Georg Herold - Ohne Titel, 1991

1996 - Dauerleihgabe der Gesellschaft für Moderne Kunst

After leaving the GDR under adverse conditions and beginning his studies for a short time in Munich, Georg Herold (*1947 in Jena) went on to participate in the class of Sigmar Polke at the University of Fine Arts in Hamburg (1977–83). Among his fellow students were Werner Büttner, Martin Kippenberger and Albert Oehlen. Herold’s diverse oeuvre evades an interpretive definition, which is by all means intended by the artist. His artistic work, which includes sculpture, painting, installation and video, is characterised by an ostensibly improvised working process and the use of unpretentious materials, including roof battens, potholders, bricks, underwear and socks. ‘My choice of materials is not subject to any conscious criteria. The materials only need to be capable of taking up and transporting my ideas. By way of principle, I do not use materials that speak their own language. This is why I search for “crude, dumb” materials, that do not raise any questions,’ Herold stated in 1988.

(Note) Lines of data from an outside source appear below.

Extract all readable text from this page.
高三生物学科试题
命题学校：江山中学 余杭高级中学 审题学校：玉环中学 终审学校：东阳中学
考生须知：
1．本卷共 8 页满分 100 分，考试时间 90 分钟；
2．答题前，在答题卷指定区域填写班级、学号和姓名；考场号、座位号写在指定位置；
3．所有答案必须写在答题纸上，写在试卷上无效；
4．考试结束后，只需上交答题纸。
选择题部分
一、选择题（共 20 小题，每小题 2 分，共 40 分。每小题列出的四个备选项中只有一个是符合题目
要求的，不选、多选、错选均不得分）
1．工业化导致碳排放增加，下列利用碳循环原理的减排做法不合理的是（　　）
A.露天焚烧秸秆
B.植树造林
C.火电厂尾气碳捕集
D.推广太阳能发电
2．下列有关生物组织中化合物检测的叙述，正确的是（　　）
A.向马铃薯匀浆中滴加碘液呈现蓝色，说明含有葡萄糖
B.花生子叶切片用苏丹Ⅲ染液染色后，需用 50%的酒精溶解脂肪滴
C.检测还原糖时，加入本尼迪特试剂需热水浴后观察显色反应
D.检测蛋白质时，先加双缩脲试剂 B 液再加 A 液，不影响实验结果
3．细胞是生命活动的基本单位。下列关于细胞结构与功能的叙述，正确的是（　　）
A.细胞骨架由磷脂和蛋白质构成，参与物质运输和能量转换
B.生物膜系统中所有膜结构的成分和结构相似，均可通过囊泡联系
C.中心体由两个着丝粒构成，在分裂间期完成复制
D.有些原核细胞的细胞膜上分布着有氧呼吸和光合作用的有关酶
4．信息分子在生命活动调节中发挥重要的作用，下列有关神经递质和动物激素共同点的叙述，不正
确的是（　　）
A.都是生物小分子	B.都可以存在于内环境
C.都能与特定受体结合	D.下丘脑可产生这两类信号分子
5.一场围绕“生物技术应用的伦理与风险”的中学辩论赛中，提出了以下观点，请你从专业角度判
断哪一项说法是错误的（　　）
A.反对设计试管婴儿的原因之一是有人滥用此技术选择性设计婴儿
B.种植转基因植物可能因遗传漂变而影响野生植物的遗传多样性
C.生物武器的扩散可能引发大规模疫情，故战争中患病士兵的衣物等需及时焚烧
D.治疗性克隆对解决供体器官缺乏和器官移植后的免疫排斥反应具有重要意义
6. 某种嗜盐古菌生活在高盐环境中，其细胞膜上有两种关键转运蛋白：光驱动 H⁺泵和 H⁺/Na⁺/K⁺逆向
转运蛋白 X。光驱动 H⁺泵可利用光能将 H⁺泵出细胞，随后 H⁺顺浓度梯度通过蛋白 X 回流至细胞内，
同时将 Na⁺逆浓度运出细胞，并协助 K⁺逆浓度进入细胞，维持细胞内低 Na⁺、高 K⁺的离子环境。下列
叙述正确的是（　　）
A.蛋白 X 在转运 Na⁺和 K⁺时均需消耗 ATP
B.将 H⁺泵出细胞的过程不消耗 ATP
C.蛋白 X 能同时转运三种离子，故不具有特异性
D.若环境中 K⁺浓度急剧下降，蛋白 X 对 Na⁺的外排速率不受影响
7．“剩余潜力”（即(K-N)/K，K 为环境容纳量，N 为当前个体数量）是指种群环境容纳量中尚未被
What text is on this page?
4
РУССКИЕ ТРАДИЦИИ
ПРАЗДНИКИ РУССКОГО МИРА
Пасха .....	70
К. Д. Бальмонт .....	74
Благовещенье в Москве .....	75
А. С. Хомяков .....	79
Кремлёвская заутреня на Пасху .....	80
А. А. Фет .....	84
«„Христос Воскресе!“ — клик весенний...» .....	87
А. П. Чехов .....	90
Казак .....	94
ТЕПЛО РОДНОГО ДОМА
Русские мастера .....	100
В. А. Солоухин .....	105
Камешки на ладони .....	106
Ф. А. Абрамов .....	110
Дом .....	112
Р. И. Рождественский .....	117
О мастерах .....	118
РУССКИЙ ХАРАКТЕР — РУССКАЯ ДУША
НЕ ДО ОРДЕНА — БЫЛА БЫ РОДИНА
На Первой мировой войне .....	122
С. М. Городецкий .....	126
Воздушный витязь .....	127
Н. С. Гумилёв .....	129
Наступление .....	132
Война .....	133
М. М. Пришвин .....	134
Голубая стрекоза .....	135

Georg Herold, Ohne Titel, 1991 © VG Bild-Kunst, Bonn 2016

Ohne Titel, 1991
For the monumental triptych Ohne Titel (6.3 × 3.6 m) from 1991, Herold used Beluga caviar, a material that he has repeatedly employed since 1988. He applied the expensive fish roe – this symbol of a luxurious lifestyle – onto the canvas in a vortex-like pattern, as though he had thrown the contents of the caviar container with momentum across the canvas. This ostensible energetic swing and the exclusive nature of the product are, however, undermined by the artist with humorous meticulousness. Each individual egg is systematically and consecutively numbered. It is as though two distinct personalities had created this work: a profligate spirit who draws on an abundance of resources and a fastidious personality who pays attention to the smallest detail.